The study has been duplicated through the years with the same result—mindfulness meditation makes psoriasis treatment work better and more quickly. And looking at it from another angle, researchers have found that high levels of stress make treatment less effective. One study showed that patients who were described as “high-level or pathological worriers” found their psoriasis plaques cleared significantly more slowly, if at all, when compared with patients who were in the “low-level worry” group—even though all participants received the same treatment.
So we know that reducing stress by practicing meditation makes psoriasis treatment work better. But that’s not the only way meditation can help psoriasis patients.
Meditation to Prevent Psoriasis Flare-Ups
Regular meditation can decrease overall stress levels and can actually change the body’s response to stress, which in turn, decreases the likelihood of experiencing a psoriasis flare-up.
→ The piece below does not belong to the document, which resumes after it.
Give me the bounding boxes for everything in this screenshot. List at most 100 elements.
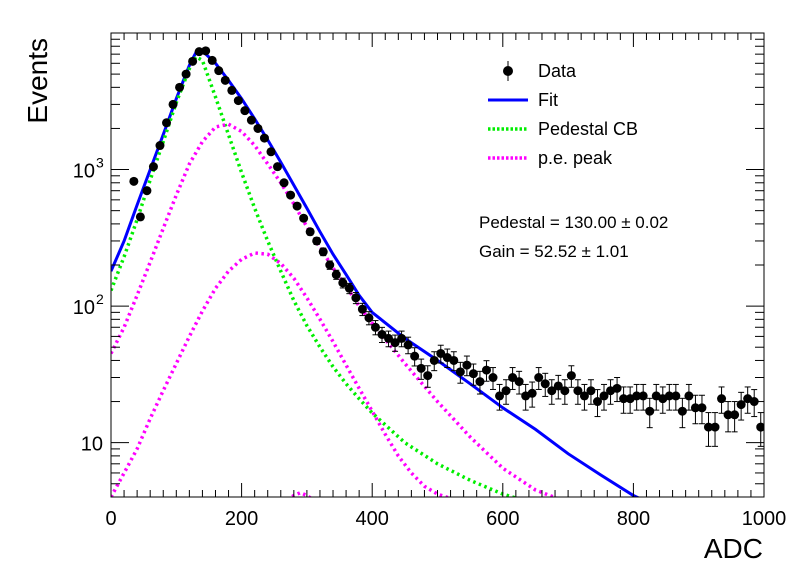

Stress is one of the major triggers of psoriasis exacerbations—what experts call the “stress flare phenomenon.” While we aren’t sure exactly why stress causes flare-ups, we believe the immune system responds to mental stress the same way it responds to physical stress—with inflammation. This inflammation triggers psoriasis to flare-up, which may create more stress—and so the cycle continues.
Meditation can break this pattern. Regular meditation has been shown to change the way the brain processes and responds to stimuli—people who habitually practice meditation experience physical changes in the areas of the brain related to emotional regulation, empathy, compassion, perspective, anxiety, fear, and yes, stress. By practicing meditation, individuals can change the way their bodies react to stress, preventing it from impacting them as strongly, and thus preventing the storm of inflammation that typically accompanies a stressful moment. This, in turn, reduces the likelihood of a psoriasis flare-up. And it doesn’t take much—one study found that meditating for only 30 minutes every day for eight weeks was enough to change the structure of the brain.